Burke would have wondered at this. And in 2008 he might have noticed that, if conservatism is as much a temperament as it is any particular set of policies, Hillary Clinton and Barack Obama, both Democrats, have sounded more conservative than many Republicans. Both have agreed, for instance, on the need for health-care reform, but Clinton has emphasized her hard-learned lesson that change needs to be incremental, and Obama has said that a single-payer system would make sense if we were starting from scratch but that getting there from here would be “impractical”—a Burkean way to talk about change.
AND THEN there is McCain. As eclectic a reformer as he has been in the Senate, he has been consistent in his incrementalism. Though he was known to sound hot-headed on campaign-finance reform, his legislative work produced a reform that was mostly modest in its aims and that mostly attained them.
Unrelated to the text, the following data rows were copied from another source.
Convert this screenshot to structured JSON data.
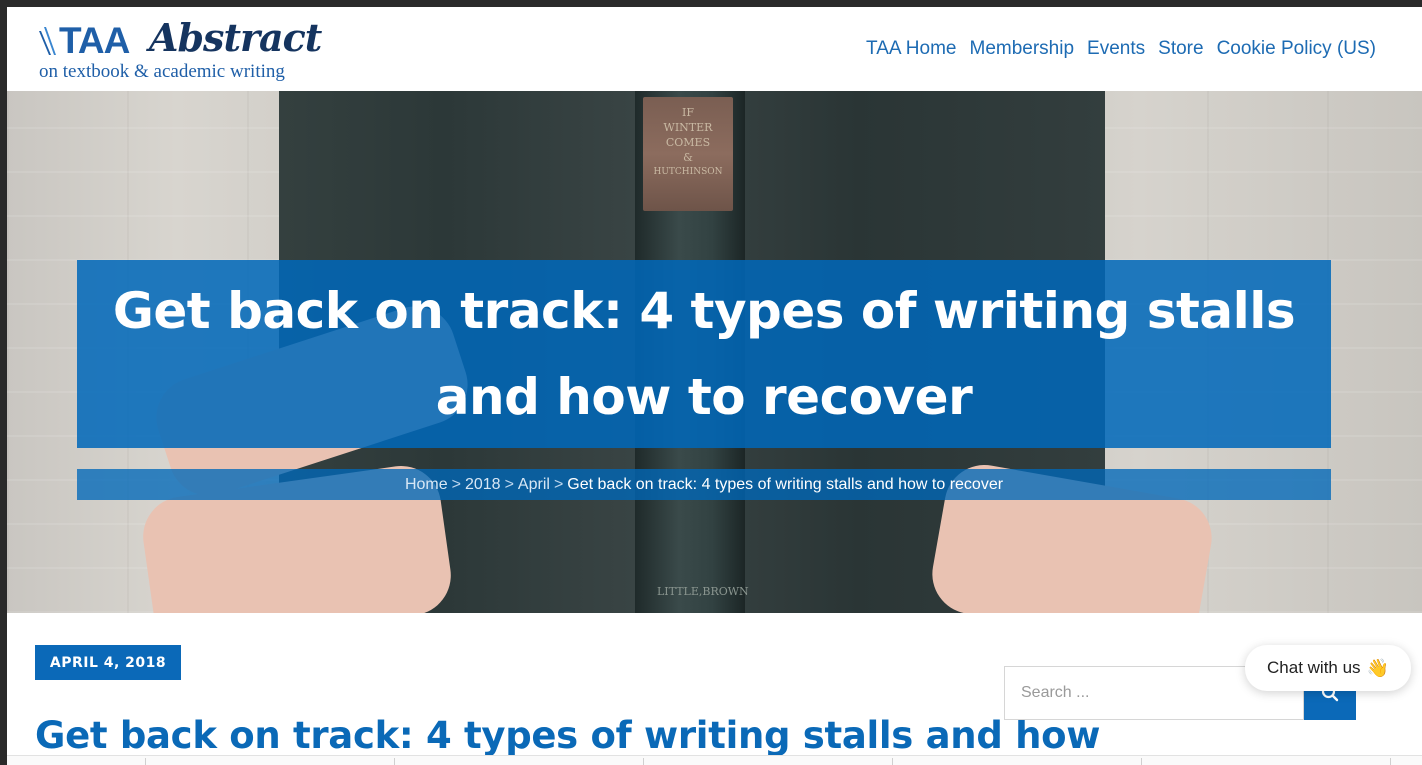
{
  "brand": {
    "logo_main": "TAA",
    "logo_script": "Abstract",
    "logo_subtitle": "on textbook & academic writing",
    "primary_color": "#0b69b8",
    "dark_color": "#15345f"
  },
  "nav": {
    "items": [
      {
        "label": "TAA Home"
      },
      {
        "label": "Membership"
      },
      {
        "label": "Events"
      },
      {
        "label": "Store"
      },
      {
        "label": "Cookie Policy (US)"
      }
    ]
  },
  "hero": {
    "book_spine_text": [
      "IF",
      "WINTER",
      "COMES",
      "&",
      "HUTCHINSON"
    ],
    "book_foot_text": "LITTLE,BROWN",
    "title": "Get back on track: 4 types of writing stalls and how to recover",
    "breadcrumb": {
      "home": "Home",
      "year": "2018",
      "month": "April",
      "separator": ">",
      "current": "Get back on track: 4 types of writing stalls and how to recover"
    }
  },
  "post": {
    "date": "APRIL 4, 2018",
    "title": "Get back on track: 4 types of writing stalls and how"
  },
  "sidebar": {
    "search_placeholder": "Search ...",
    "search_icon": "search-icon"
  },
  "chat": {
    "label": "Chat with us",
    "emoji": "👋"
  }
}
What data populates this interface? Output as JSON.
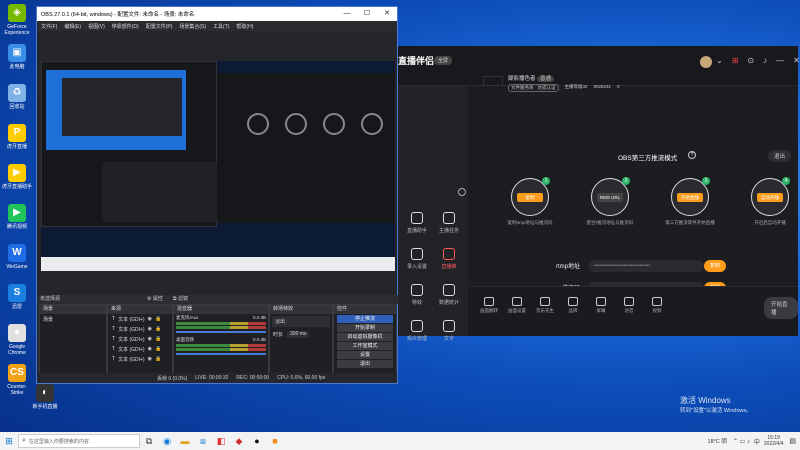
{
  "desktop": {
    "icons": [
      {
        "label": "GeForce Experience",
        "glyph": "◈",
        "bg": "#76b900"
      },
      {
        "label": "此电脑",
        "glyph": "▣",
        "bg": "#3a8ee6"
      },
      {
        "label": "回收站",
        "glyph": "♻",
        "bg": "#7fb2e6"
      },
      {
        "label": "虎牙直播",
        "glyph": "P",
        "bg": "#ffcc00"
      },
      {
        "label": "虎牙直播助手",
        "glyph": "▶",
        "bg": "#ffcc00"
      },
      {
        "label": "腾讯视频",
        "glyph": "▶",
        "bg": "#21c45a"
      },
      {
        "label": "WeGame",
        "glyph": "W",
        "bg": "#1e6de6"
      },
      {
        "label": "迅雷",
        "glyph": "S",
        "bg": "#1a7fe0"
      },
      {
        "label": "Google Chrome",
        "glyph": "●",
        "bg": "#e0e0e0"
      },
      {
        "label": "Counter-Strike",
        "glyph": "CS",
        "bg": "#f2a215"
      }
    ],
    "icon_extra": "新手机直播",
    "watermark_title": "激活 Windows",
    "watermark_sub": "转到\"设置\"以激活 Windows。"
  },
  "obs": {
    "title": "OBS 27.0.1 (64-bit, windows) - 配置文件: 未命名 - 场景: 未命名",
    "menu": [
      "文件(F)",
      "编辑(E)",
      "视图(V)",
      "停靠部件(D)",
      "配置文件(P)",
      "场景集合(S)",
      "工具(T)",
      "帮助(H)"
    ],
    "source_bar": "未选择源",
    "props_label": "属性",
    "filters_label": "滤镜",
    "docks": {
      "scenes": "场景",
      "sources": "来源",
      "mixer": "混音器",
      "transitions": "转场特效",
      "controls": "控件"
    },
    "scene_item": "场景",
    "sources": [
      "文本 (GDI+)",
      "文本 (GDI+)",
      "文本 (GDI+)",
      "文本 (GDI+)",
      "文本 (GDI+)"
    ],
    "mixer": [
      {
        "name": "麦克风/Aux",
        "db": "0.0 dB"
      },
      {
        "name": "桌面音频",
        "db": "0.0 dB"
      }
    ],
    "transition": {
      "type": "淡出",
      "duration_label": "时长",
      "duration": "300 ms"
    },
    "controls": [
      "停止推流",
      "开始录制",
      "启动虚拟摄像机",
      "工作室模式",
      "设置",
      "退出"
    ],
    "status": {
      "dropped": "丢帧 0 (0.0%)",
      "live": "LIVE: 00:00:32",
      "rec": "REC: 00:00:00",
      "cpu": "CPU: 0.6%, 60.00 fps",
      "speed": "kb/s: 0"
    }
  },
  "app": {
    "logo": "直播伴侣",
    "user_name": "颠影播色者",
    "user_tag": "普通",
    "user_sub": "文件服务商 · 达成认证",
    "sub_stat1": "主播等级32",
    "sub_stat2": "9025231",
    "sub_stat3": "0",
    "panel_title": "OBS第三方推流模式",
    "exit_label": "退出",
    "side_items": [
      "直播助手",
      "主播任务",
      "录入设置",
      "直播推",
      "特效",
      "数据统计",
      "观众管理",
      "文字"
    ],
    "steps": [
      {
        "num": "1",
        "btn": "复制",
        "title": "复制rtmp地址与推流码",
        "color": "#ff9c1a"
      },
      {
        "num": "2",
        "btn": "RMS URL",
        "title": "配合/推流地址与推流码",
        "color": "#444"
      },
      {
        "num": "3",
        "btn": "开始直播",
        "title": "第三方推流软件开始直播",
        "color": "#ff9c1a"
      },
      {
        "num": "4",
        "btn": "自动开播",
        "title": "开启后自动开播",
        "color": "#ff9c1a"
      }
    ],
    "rtmp_label": "rtmp地址",
    "rtmp_value": "••••••••••••••••••••••••••••••••",
    "key_label": "推流码",
    "key_value": "•••••••••••••••••",
    "copy_label": "复制",
    "hint": "开播后rtmp地址与推流码，下次无需重复填写",
    "tools": [
      "画面翻转",
      "画面设置",
      "音乐先生",
      "品牌",
      "屏幕",
      "语音",
      "视频"
    ],
    "start_label": "开始直播"
  },
  "taskbar": {
    "search_placeholder": "在这里输入你要搜索的内容",
    "weather": "18°C 阴",
    "ime": "中",
    "time": "15:19",
    "date": "2022/4/4"
  },
  "colors": {
    "accent": "#ff9c1a",
    "obs_bg": "#25262b",
    "app_bg": "#1c1d21"
  }
}
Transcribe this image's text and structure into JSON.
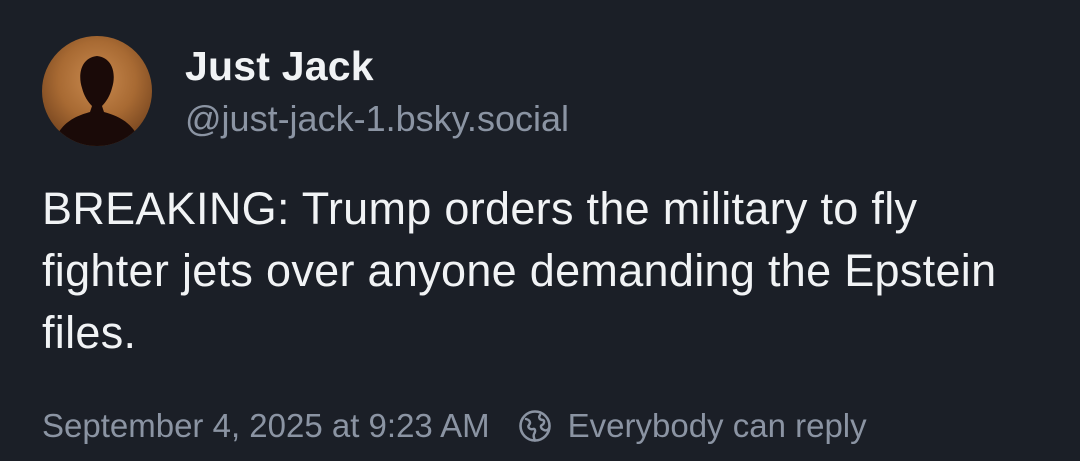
{
  "post": {
    "author": {
      "display_name": "Just Jack",
      "handle": "@just-jack-1.bsky.social",
      "avatar_icon": "person-silhouette-icon"
    },
    "text": "BREAKING: Trump orders the military to fly fighter jets over anyone demanding the Epstein files.",
    "timestamp": "September 4, 2025 at 9:23 AM",
    "reply_setting": {
      "icon": "globe-icon",
      "label": "Everybody can reply"
    }
  },
  "colors": {
    "background": "#1b1f27",
    "primary_text": "#f1f3f5",
    "secondary_text": "#8b94a3"
  }
}
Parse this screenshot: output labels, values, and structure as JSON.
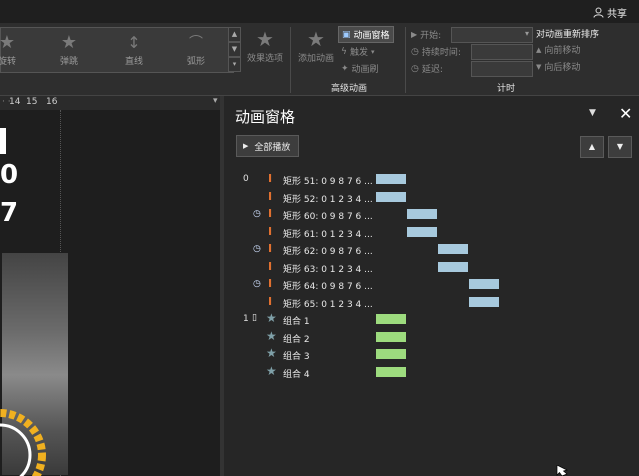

He has been an old-fashioned budget balancer, not a newfangled supply-sider. He defends his global-warming efforts as gradualist and as modeled on emissions-trading systems that have already been tested. In the presidential primaries, he showed little interest in grandiose promises.
Indeed, some of what his detractors view as inconsistencies display a distinctly Burkean logic. McCain opposes gay marriage but also voted against a federal constitutional amendment to ban it. Inconsistent? Not if you think that marriage is best handled by the states, which have handled it since Colonial times, or that there is nothing conservative about preemptively amending the Constitution to end-run the Supreme Court, a stratagem future liberals could have all kinds of fun with.
McCain voted against Bush’s big tax cuts, but now says he supports extending them rather than risking damage to the economy. Flip-flop? Not if you believe, as Burkeans often do, that sudden and large policy changes deserve skepticism, but that when a policy becomes well established and woven into everyday life, as the tax cuts have, continuity should get the benefit of the doubt.
In the face of resistance from Bush and his own party, McCain fought heroically for a law restraining harsh treatment of terror-war detainees, yet more recently he voted against legislation imposing on the Central Intelligence Agency the same stringent ban on coercive interrogation that the U.S. Army observes. Hypocrisy? Not if you believe that brutal interrogation methods should be illegal, but that holding the CIA to the military’s white-glove constraints, even in emergencies, goes too far the other way.
McCain, in short, is an antirevolutionary, not a counterrevolutionary. No wonder, then, he invoked Burke twice to an audience of skeptical conservatives—or, perhaps more accurately, skeptical “conservatives.” And no wonder some of them booed. To movement conservatives, McCain represented heresy. But to the conservative movement, he represented a return to home truth.